本文共用到三个主干特征提取网络，分别是mobilenetV1、mobilenetV2、mobilenetV3。

a、mobilenetV1介绍

MobileNet模型是Google针对手机等嵌入式设备提出的一种轻量级的深层神经网络，其使用的核心思想便是depthwise separable convolution（深度可分离卷积块）。

对于一个卷积点而言：
假设有一个3×3大小的卷积层，其输入通道为16、输出通道为32。具体为，32个3×3大小的卷积核会遍历16个通道中的每个数据，最后可得到所需的32个输出通道，所需参数为16×32×3×3=4608个。

应用深度可分离卷积结构块，用16个3×3大小的卷积核分别遍历16通道的数据，得到了16个特征图谱。在融合操作之前，接着用32个1×1大小的卷积核遍历这16个特征图谱，所需参数为16×3×3+16×32×1×1=656个。
可以看出来depthwise separable convolution可以减少模型的参数。

如下这张图就是depthwise separable convolution的结构
在这里插入图片描述
在建立模型的时候，可以将卷积group设置成in_filters层实现深度可分离卷积，然后再利用1x1卷积调整channels数。

通俗地理解就是3x3的卷积核厚度只有一层，然后在输入张量上一层一层地滑动，每一次卷积完生成一个输出通道，当卷积完成后，在利用1x1的卷积调整厚度。

如下就是MobileNet的结构，其中Conv dw就是分层卷积，在其之后都会接一个1x1的卷积进行通道处理，
在这里插入图片描述
上图所示是的mobilenetV1-1的结构，由于我没有办法找到pytorch的mobilenetv1的权重资源，我只有mobilenetV1-0.25的权重，所以本文所使用的mobilenetV1版本就是mobilenetV1-0.25。

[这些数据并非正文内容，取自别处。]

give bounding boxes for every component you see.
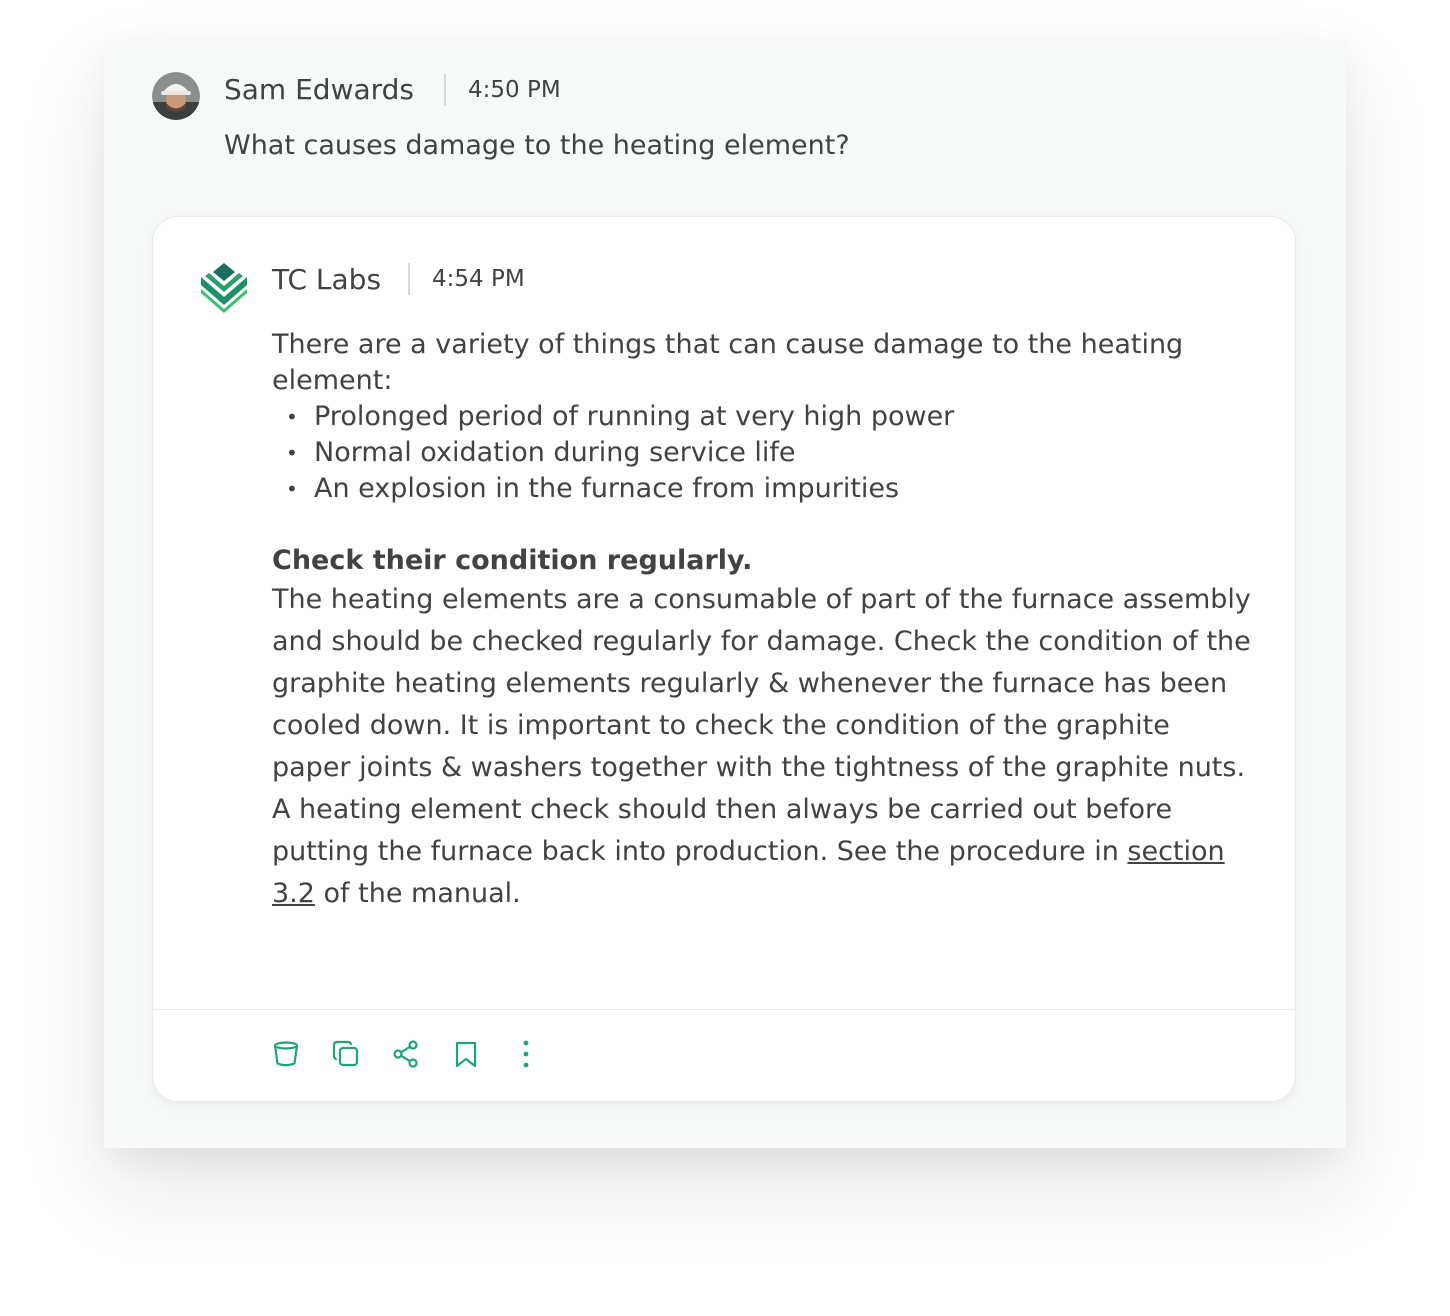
tc-labs-logo-icon	[201, 263, 247, 313]
paragraph: The heating elements are a consumable of…	[272, 584, 1251, 783]
user-name: Sam Edwards	[224, 73, 415, 106]
separator	[444, 74, 446, 106]
bot-timestamp: 4:54 PM	[432, 266, 525, 292]
share-icon	[393, 1040, 418, 1068]
bucket-icon	[273, 1041, 299, 1067]
copy-button[interactable]	[331, 1039, 361, 1069]
bookmark-button[interactable]	[451, 1039, 481, 1069]
user-message-text: What causes damage to the heating elemen…	[224, 130, 850, 161]
list-item: • Normal oxidation during service life	[272, 435, 1252, 471]
separator	[408, 263, 410, 295]
share-button[interactable]	[391, 1039, 421, 1069]
user-avatar	[152, 72, 200, 120]
more-vertical-icon	[523, 1040, 529, 1068]
divider	[153, 1009, 1295, 1010]
bullet-icon: •	[286, 405, 298, 429]
more-options-button[interactable]	[511, 1039, 541, 1069]
bot-response-card: TC Labs 4:54 PM There are a variety of t…	[152, 216, 1296, 1102]
chat-panel: Sam Edwards 4:50 PM What causes damage t…	[104, 40, 1346, 1148]
cause-list: • Prolonged period of running at very hig…	[272, 399, 1252, 507]
bullet-icon: •	[286, 477, 298, 501]
list-item: • Prolonged period of running at very hig…	[272, 399, 1252, 435]
action-bar	[271, 1039, 541, 1069]
paragraph: A heating element check should then alwa…	[272, 794, 1225, 909]
bot-name: TC Labs	[272, 263, 382, 296]
bot-message-body: There are a variety of things that can c…	[272, 327, 1252, 915]
bucket-button[interactable]	[271, 1039, 301, 1069]
list-item: • An explosion in the furnace from impuri…	[272, 471, 1252, 507]
copy-icon	[332, 1040, 359, 1067]
intro-text: There are a variety of things that can c…	[272, 329, 1184, 396]
bookmark-icon	[455, 1041, 477, 1068]
section-heading: Check their condition regularly.	[272, 545, 753, 576]
bullet-icon: •	[286, 441, 298, 465]
user-timestamp: 4:50 PM	[468, 77, 561, 103]
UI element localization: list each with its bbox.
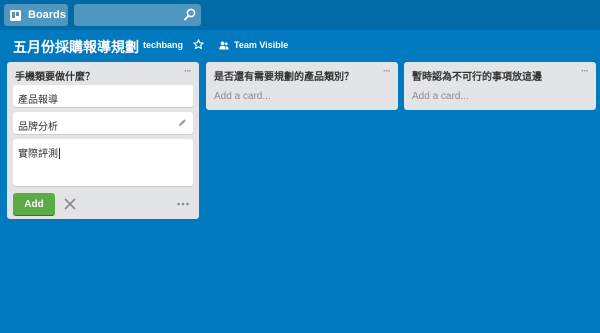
add-card-button[interactable]: Add	[13, 193, 55, 215]
list-header: 是否還有需要規劃的產品類別？ ···	[206, 62, 398, 85]
card-brand-analysis[interactable]: 品牌分析	[13, 112, 193, 134]
more-options-icon[interactable]	[177, 202, 189, 206]
card-title: 產品報導	[18, 95, 58, 106]
list-title[interactable]: 手機類要做什麼？	[15, 72, 95, 83]
search-input[interactable]	[74, 4, 201, 26]
list-menu-icon[interactable]: ···	[383, 66, 391, 77]
close-icon[interactable]	[64, 198, 76, 210]
list-menu-icon[interactable]: ···	[581, 66, 589, 77]
team-visibility-label: Team Visible	[234, 40, 289, 50]
org-name[interactable]: techbang	[143, 40, 183, 50]
board-title[interactable]: 五月份採購報導規劃	[13, 37, 139, 57]
list-1: 手機類要做什麼？ ··· 產品報導 品牌分析 實際評測 Add	[7, 62, 199, 219]
text-cursor	[59, 148, 60, 159]
add-a-card-link[interactable]: Add a card...	[206, 85, 398, 108]
list-header: 手機類要做什麼？ ···	[7, 62, 199, 85]
boards-icon	[10, 9, 21, 21]
team-icon	[219, 41, 229, 49]
list-title[interactable]: 是否還有需要規劃的產品類別？	[214, 72, 354, 83]
team-visibility-button[interactable]: Team Visible	[219, 40, 288, 50]
list-header: 暫時認為不可行的事項放這邊 ···	[404, 62, 596, 85]
card-composer-textarea[interactable]: 實際評測	[13, 139, 193, 186]
edit-pencil-icon[interactable]	[178, 118, 187, 127]
card-product-report[interactable]: 產品報導	[13, 85, 193, 107]
list-2: 是否還有需要規劃的產品類別？ ··· Add a card...	[206, 62, 398, 110]
composer-text: 實際評測	[18, 149, 58, 160]
list-3: 暫時認為不可行的事項放這邊 ··· Add a card...	[404, 62, 596, 110]
search-icon[interactable]	[184, 8, 196, 21]
add-a-card-link[interactable]: Add a card...	[404, 85, 596, 108]
list-title[interactable]: 暫時認為不可行的事項放這邊	[412, 72, 542, 83]
star-icon[interactable]	[193, 39, 204, 50]
boards-button[interactable]: Boards	[4, 4, 68, 26]
top-header: Boards	[0, 0, 600, 30]
list-menu-icon[interactable]: ···	[184, 66, 192, 77]
composer-controls: Add	[7, 190, 199, 220]
boards-label: Boards	[28, 9, 66, 21]
card-title: 品牌分析	[18, 122, 58, 133]
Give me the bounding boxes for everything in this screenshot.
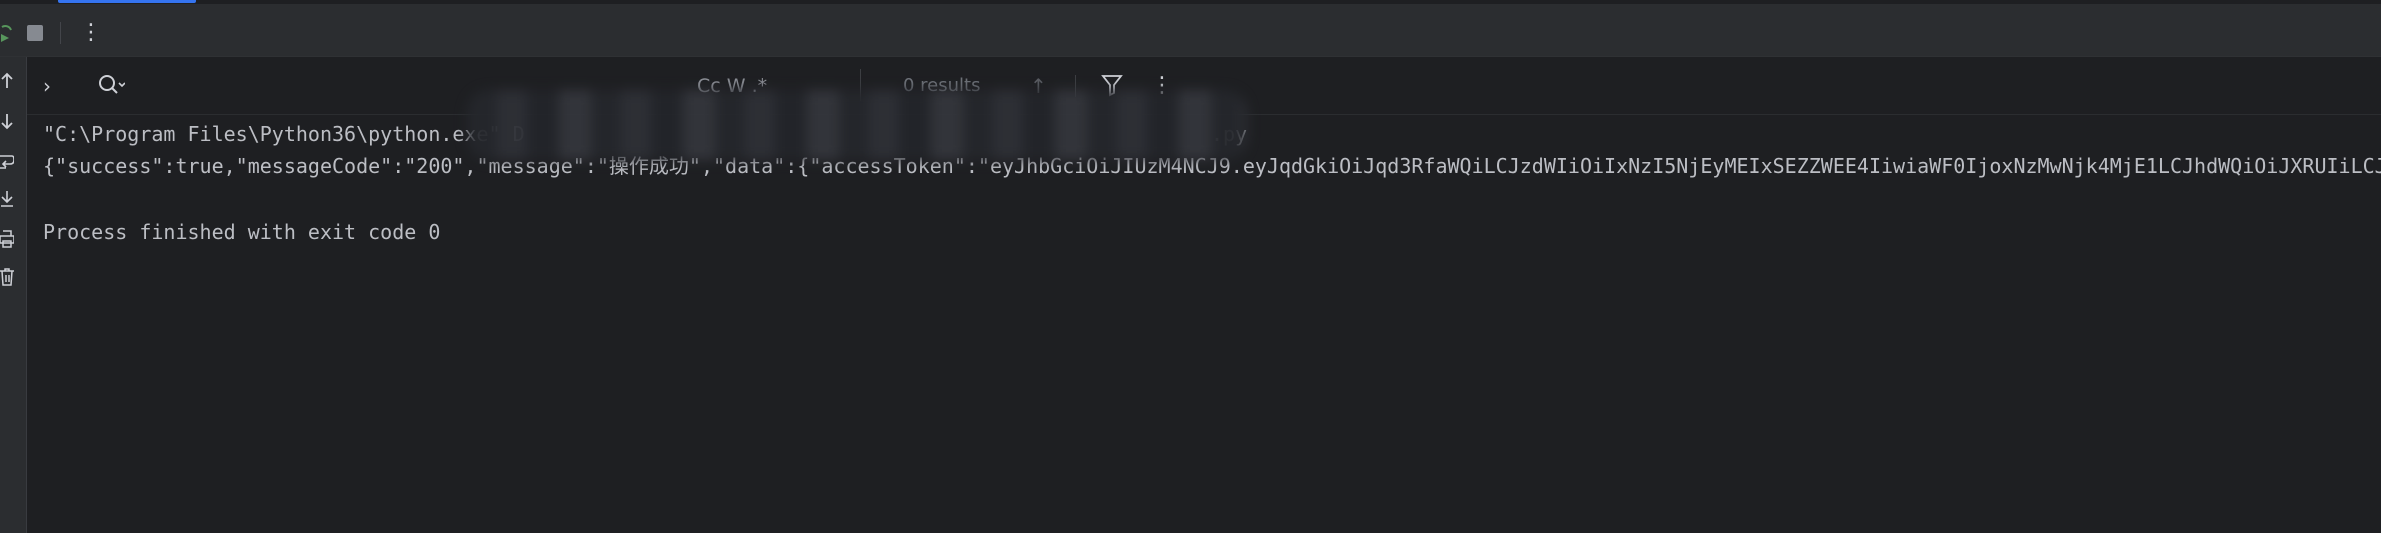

mobilenetV1-0.25是mobilenetV1-1通道数压缩为原来1/4的网络。
对于yolov4来讲，我们需要取出它的最后三个shape的有效特征层进行加强特征提取。

在代码中，我们取出了out1、out2、out3。

import time
import torch
import torch.nn as nn
import torchvision.models._utils as _utils
import torchvision.models as models
import torch.nn.functional as F
from torch.autograd import Variable

def conv_bn(inp, oup, stride = 1):
    return nn.Sequential(
        nn.Conv2d(inp, oup, 3, stride, 1, bias=False),
        nn.BatchNorm2d(oup),
        nn.ReLU6(inplace=True)
    )
    
def conv_dw(inp, oup, stride = 1):
    return nn.Sequential(
        nn.Conv2d(inp, inp, 3, stride, 1, groups=inp, bias=False),
        nn.BatchNorm2d(inp),
        nn.ReLU6(inplace=True),

        nn.Conv2d(inp, oup, 1, 1, 0, bias=False),
        nn.BatchNorm2d(oup),
        nn.ReLU6(inplace=True),
    )

class MobileNetV1(nn.Module):
    def __init__(self):
        super(MobileNetV1, self).__init__()
        self.stage1 = nn.Sequential(
            # 640,640,3 -> 320,320,32
            conv_bn(3, 32, 2),
            # 320,320,32 -> 320,320,64
            conv_dw(32, 64, 1), 

            # 320,320,64 -> 160,160,128
            conv_dw(64, 128, 2),
            conv_dw(128, 128, 1),

            # 160,160,128 -> 80,80,256
            conv_dw(128, 256, 2),
            conv_dw(256, 256, 1), 
        )
            # 80,80,256 -> 40,40,512
        self.stage2 = nn.Sequential(
            conv_dw(256, 512, 2),
            conv_dw(512, 512, 1),
            conv_dw(512, 512, 1),
            conv_dw(512, 512, 1), 
            conv_dw(512, 512, 1),
            conv_dw(512, 512, 1),
        )
            # 40,40,512 -> 20,20,1024
        self.stage3 = nn.Sequential(
            conv_dw(512, 1024, 2),
            conv_dw(1024, 1024, 1),
        )
        self.avg = nn.AdaptiveAvgPool2d((1,1))
        self.fc = nn.Linear(1024, 1000)

    def forward(self, x):
        x = self.stage1(x)
        x = self.stage2(x)
        x = self.stage3(x)
        x = self.avg(x)
        # x = self.model(x)
        x = x.view(-1, 1024)
        x = self.fc(x)
        return x

def mobilenet_v1(pretrained=False, progress=True):
    model = MobileNetV1()
    if pretrained:
        print("mobilenet_v1 has no pretrained model")
    return model

if __name__ == "__main__":
    import torch
    from torchsummary import summary

    # 需要使用device来指定网络在GPU还是CPU运行
    device = torch.device('cuda' if torch.cuda.is_available() else 'cpu')
    model = mobilenet_v1().to(device)
    summary(model, input_size=(3, 416, 416))

b、mobilenetV2介绍

MobileNetV2是MobileNet的升级版，它具有一个非常重要的特点就是使用了Inverted resblock，整个mobilenetv2都由Inverted resblock组成。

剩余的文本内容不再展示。